Now, this an extreme example of what I think of when I hear the phrase "going to any length." And I have to admit, it's probably more than I would have been willing to do in order to get sober. I think I would have insisted on seeing some connection between what I was being asked to do and how it would help get me sober. But then, I'm one of those people who was in danger of being too smart to get the program.

Despite what "How It Works" has to say about being willing to go to any length, my experience is that if I put part of the effort into getting and staying sober that I put into getting and staying drunk, then my HP will get and keep me sober. So far, I think I've gone well beyond that.
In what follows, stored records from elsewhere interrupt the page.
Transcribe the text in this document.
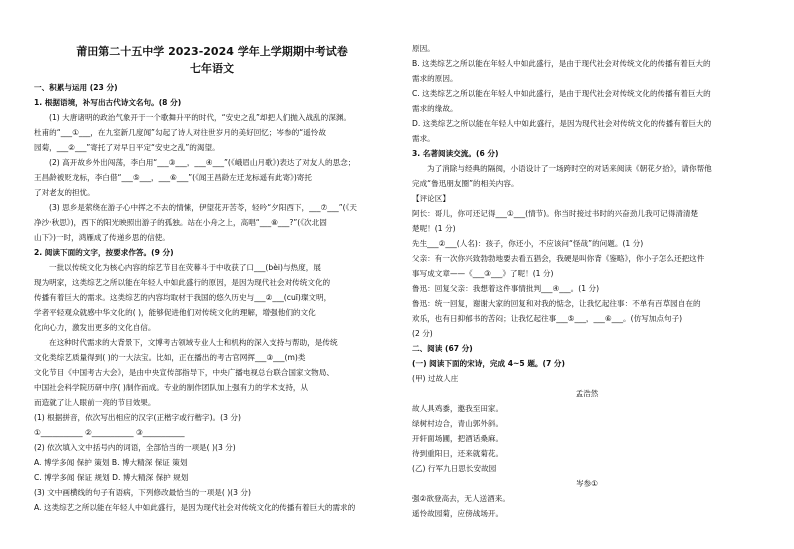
莆田第二十五中学 2023-2024 学年上学期期中考试卷
七年语文
一、积累与运用 (23 分)
1. 根据语境，补写出古代诗文名句。(8 分)
(1) 大唐诸明的政治气象开于一个歌舞升平的时代，“安史之乱”却把人们抛入战乱的深渊。
杜甫的“___①___，在九室新几度闻”勾起了诗人对往世岁月的美好回忆；岑参的“遥怜故
园菊，___②___”寄托了对早日平定“安史之乱”的渴望。
(2) 高开故乡外出闯荡，李白用“___③___，___④___”(《峨眉山月歌》)表达了对友人的思念；
王昌龄被贬龙标，李白借“___⑤___，___⑥___”(《闻王昌龄左迁龙标遥有此寄》)寄托
了对老友的担忧。
(3) 思乡是萦绕在游子心中挥之不去的情愫，伊望花开苦苓，轻吟“夕阳西下，___⑦___”(《天
净沙·秋思》)，西下的阳光映照出游子的孤独。站在小舟之上，高唱“___⑧___?”(《次北固
山下》)一时，鸿雁成了传递乡思的信使。
2. 阅读下面的文字，按要求作答。(9 分)
一批以传统文化为核心内容的综艺节目在荧幕斗于中收获了口___(bèi)与热度，展
现为明家，这类综艺之所以能在年轻人中如此盛行的原因，是因为现代社会对传统文化的
传播有着巨大的需求。这类综艺的内容均取材于我国的悠久历史与___②___(cuī)璨文明，
学者平轻观众就感中华文化的( )，能够促进他们对传统文化的理解，增强他们的文化
化向心力，激发出更多的文化自信。
在这种时代需求的大背景下，文博考古领域专业人士和机构的深入支持与帮助，是传统
文化类综艺质量得到( )的一大法宝。比如，正在播出的考古官网挥___③___(m)类
文化节目《中国考古大会》，是由中央宣传部指导下，中央广播电视总台联合国家文物局、
中国社会科学院历研中序( )制作而成。专业的制作团队加上强有力的学术支持，从
而造就了让人眼前一亮的节目效果。
(1) 根据拼音，依次写出相应的汉字(正楷字或行楷字)。(3 分)
①___________ ②___________ ③___________
(2) 依次填入文中括号内的词语，全部恰当的一项是( )(3 分)
A. 博学多闻 保护 策划 B. 博大精深 保证 策划
C. 博学多闻 保证 规划 D. 博大精深 保护 规划
(3) 文中画横线的句子有语病，下列修改最恰当的一项是( )(3 分)
A. 这类综艺之所以能在年轻人中如此盛行，是因为现代社会对传统文化的传播有着巨大的需求的
原因。
B. 这类综艺之所以能在年轻人中如此盛行，是由于现代社会对传统文化的传播有着巨大的
需求的原因。
C. 这类综艺之所以能在年轻人中如此盛行，是由于现代社会对传统文化的传播有着巨大的
需求的缘故。
D. 这类综艺之所以能在年轻人中如此盛行，是因为现代社会对传统文化的传播有着巨大的
需求。
3. 名著阅读交流。(6 分)
为了消除与经典的隔阂，小语设计了一场跨时空的对话来阅读《朝花夕拾》，请你帮他
完成“鲁迅朋友圈”的相关内容。
【评论区】
阿长：哥儿，你可还记得___①___(情节)。你当时接过书时的兴奋劲儿我可记得清清楚
楚呢！(1 分)
先生___②___(人名)：孩子，你还小，不应该问“怪哉”的问题。(1 分)
父亲：有一次你兴致勃勃地要去看五猖会，我硬是叫你背《鉴略》，你小子怎么还把这件
事写成文章——《___③___》了呢！(1 分)
鲁迅：回复父亲：我想着这件事情批判___④___。(1 分)
鲁迅：统一回复，谢谢大家的回复和对我的惦念，让我忆起往事：不单有百草园自在的
欢乐，也有日抑郁书的苦闷；让我忆起往事___⑤___，___⑥___。(仿写加点句子)
(2 分)
二、阅读 (67 分)
(一) 阅读下面的宋诗，完成 4~5 题。(7 分)
(甲) 过故人庄
孟浩然
故人具鸡黍，邀我至田家。
绿树村边合，青山郭外斜。
开轩面场圃，把酒话桑麻。
待到重阳日，还来就菊花。
(乙) 行军九日思长安故园
岑参①
强②欲登高去，无人送酒来。
遥怜故园菊，应傍战场开。
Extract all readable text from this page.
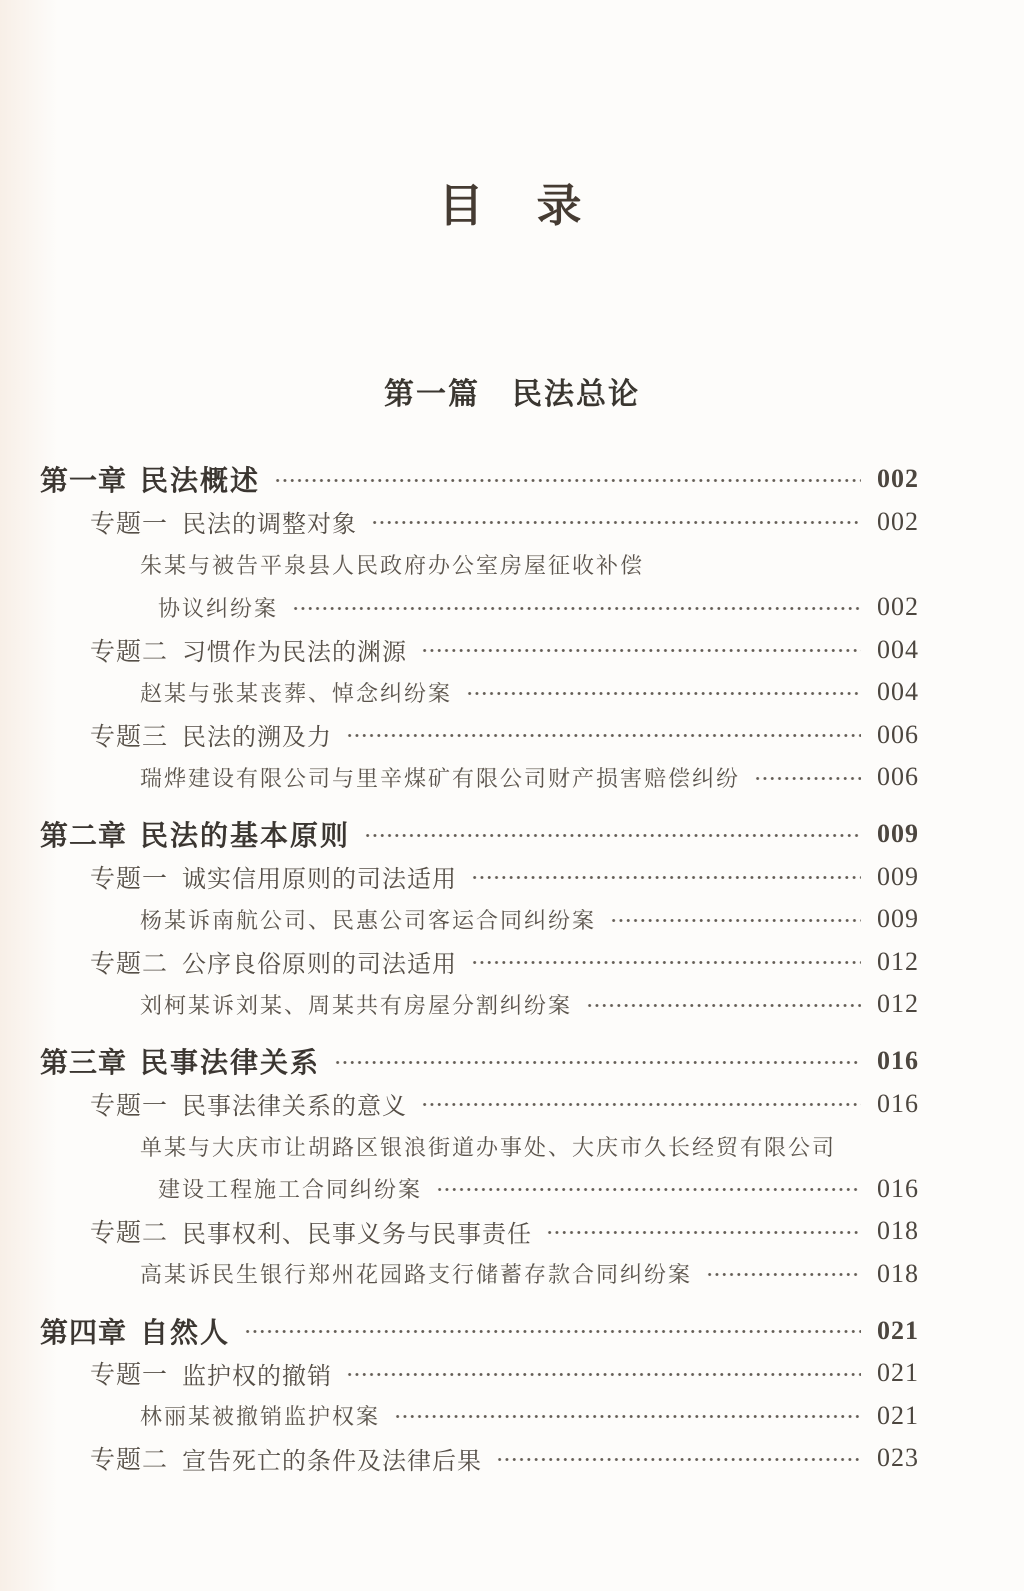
目　录
第一篇　民法总论
第一章 民法概述	002
专题一 民法的调整对象	002
朱某与被告平泉县人民政府办公室房屋征收补偿
协议纠纷案	002
专题二 习惯作为民法的渊源	004
赵某与张某丧葬、悼念纠纷案	004
专题三 民法的溯及力	006
瑞烨建设有限公司与里辛煤矿有限公司财产损害赔偿纠纷	006
第二章 民法的基本原则	009
专题一 诚实信用原则的司法适用	009
杨某诉南航公司、民惠公司客运合同纠纷案	009
专题二 公序良俗原则的司法适用	012
刘柯某诉刘某、周某共有房屋分割纠纷案	012
第三章 民事法律关系	016
专题一 民事法律关系的意义	016
单某与大庆市让胡路区银浪街道办事处、大庆市久长经贸有限公司
建设工程施工合同纠纷案	016
专题二 民事权利、民事义务与民事责任	018
高某诉民生银行郑州花园路支行储蓄存款合同纠纷案	018
第四章 自然人	021
专题一 监护权的撤销	021
林丽某被撤销监护权案	021
专题二 宣告死亡的条件及法律后果	023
Consequently, I think I enjoy pretty good sobriety. And, lest you wonder, so does my sponsor. LOL. My aim is spiritual progress rather than spiritual perfection.

Since I was a teenager—and that was a long time ago—I've been fascinated by the balance between God's grace and human freedom. Grace was pretty much an intellectual concept at the time, and remained so until I came to AA. Today it is very real. Today I believe two things very strongly1. One, that I have to do certain things to remain sober. The Big Book tells us this over and over again. Its promises are contigent upon our maintenance of a solid spiritual foundation. Two, it is completely a matter of God's grace that I am sober today. I am a living example of God's grace and of God's mercy: of his grace in that I got something I didn't deserve, and of his mercy in that I didn't get what I did deserve.

Sometimes I think everything that's really important can be expressed as a paradox. I find them over and over again in the rooms of AA. Neils Bohr said, "The opposite of a correct statement is a false statement. But the opposite of a profound truth may well be another profound truth." Put another way, Bohr recognized "two sorts of truth: trivialities, where opposites are obviously absurd, and profound truths, recognized by the fact that the opposite is also a profound truth."

Wow, I really have come some ways down off that icy mountain-top of intellectualism.



1Okay, I believe in more than just these two things. But here they are anyway.

4 comments:

Most of Martha Woodroof in one place said...

I just found your blog. As one over-intectualizer to another, I'll be back.

Trudging said...

Were you really born in 1914?

Mama Dukes said...

thanks for visiting my blog and commenting, nice to meet you

I always wanted to be an intellectual

Namenlosen Trinker said...

Let me put it this way, trudging: 1914 was closer to my date of birth than today is, by more than a decade. Ha ha!